Jasper County Democrat, Volume 13, Number 102, Rensselaer, Jasper County, 5 April 1911 — TUBES IN CHICAGO RIVER. [ARTICLE]
TUBES IN CHICAGO RIVER.
Making a Conecting Link in One Hundred Million Dollar Passenger Tunnel. Chicago, April 2, —The Chicago river, mythically famed as the stream on which a man once fell in summertime and broke his leg, acquired a new distinction today when it became the scene of a notable engineering feat. Thousands of persons lined the banks and crowded the bridges, docks, barges and buildings in a heavy snowstorm to see the sinking of a giant doublebarreled tube which is to be used as a tunnel for street cars, and ultimately is to be absorbed as a link in the proposed $100,000,000 Chicago passenger subway. The twin tube of steel weighs 8,000 tons, is 280 feet long, 30 feet wide and 20 feet high. It was built at Goose Island on the north branch of the river, and was floated down to LaSalle street two months ago. There it was lined with two feet thickness of concrete.

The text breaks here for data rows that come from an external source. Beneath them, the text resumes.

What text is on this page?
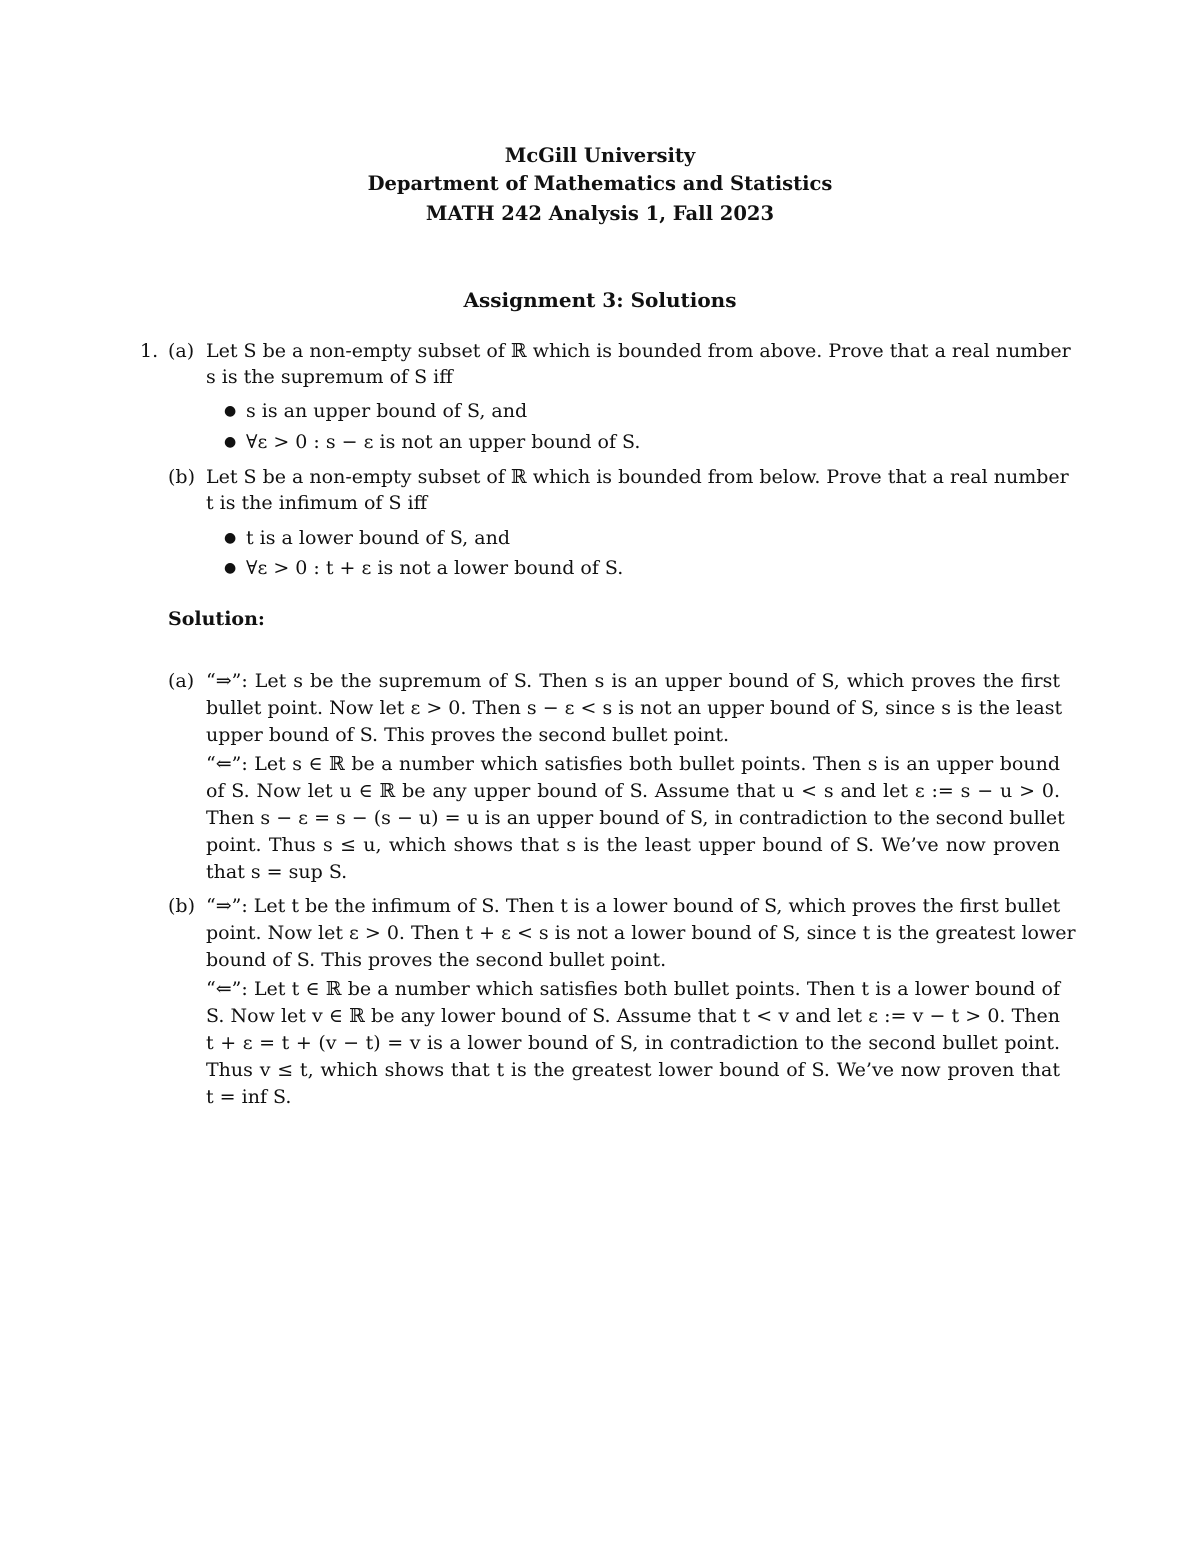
McGill University
Department of Mathematics and Statistics
MATH 242 Analysis 1, Fall 2023
Assignment 3: Solutions
1. (a) Let S be a non-empty subset of ℝ which is bounded from above. Prove that a real number
s is the supremum of S iff
● s is an upper bound of S, and
● ∀ε > 0 : s − ε is not an upper bound of S.
(b) Let S be a non-empty subset of ℝ which is bounded from below. Prove that a real number
t is the infimum of S iff
● t is a lower bound of S, and
● ∀ε > 0 : t + ε is not a lower bound of S.
Solution:
(a) “⇒”: Let s be the supremum of S. Then s is an upper bound of S, which proves the first
bullet point. Now let ε > 0. Then s − ε < s is not an upper bound of S, since s is the least
upper bound of S. This proves the second bullet point.
“⇐”: Let s ∈ ℝ be a number which satisfies both bullet points. Then s is an upper bound
of S. Now let u ∈ ℝ be any upper bound of S. Assume that u < s and let ε := s − u > 0.
Then s − ε = s − (s − u) = u is an upper bound of S, in contradiction to the second bullet
point. Thus s ≤ u, which shows that s is the least upper bound of S. We’ve now proven
that s = sup S.
(b) “⇒”: Let t be the infimum of S. Then t is a lower bound of S, which proves the first bullet
point. Now let ε > 0. Then t + ε < s is not a lower bound of S, since t is the greatest lower
bound of S. This proves the second bullet point.
“⇐”: Let t ∈ ℝ be a number which satisfies both bullet points. Then t is a lower bound of
S. Now let v ∈ ℝ be any lower bound of S. Assume that t < v and let ε := v − t > 0. Then
t + ε = t + (v − t) = v is a lower bound of S, in contradiction to the second bullet point.
Thus v ≤ t, which shows that t is the greatest lower bound of S. We’ve now proven that
t = inf S.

Meantime dredges were scooping out for weeks the hollow in the river into which the tubes were to be sunk. Every appointment needed to be perfect. The slightest slip in the execution of the plans, according to the contractor, would involve a loss to him of SIOO,OOO. Today was chosen to drop the tubes into place. By permission of the War Department the»gates of the drainage canal at Lockport were closed at 5 o’clock this morning. Five hours later the water in the river had attained the level of the lake and at the tunnel point it was as still as a country pond. Tugs pulled the steel tubes into place crosswise of the river. Valves were opened and water poured into compartments at either end. Slowly the tubes began to sink. By 2:30 o’clock they were resting in the big groove below. The next step will be to pump out the water and to connect either end of the tubes with the land tunnels. The tunnel and the incline approaches thereto will be 2,014 feet long. The work will cost $1,166,000.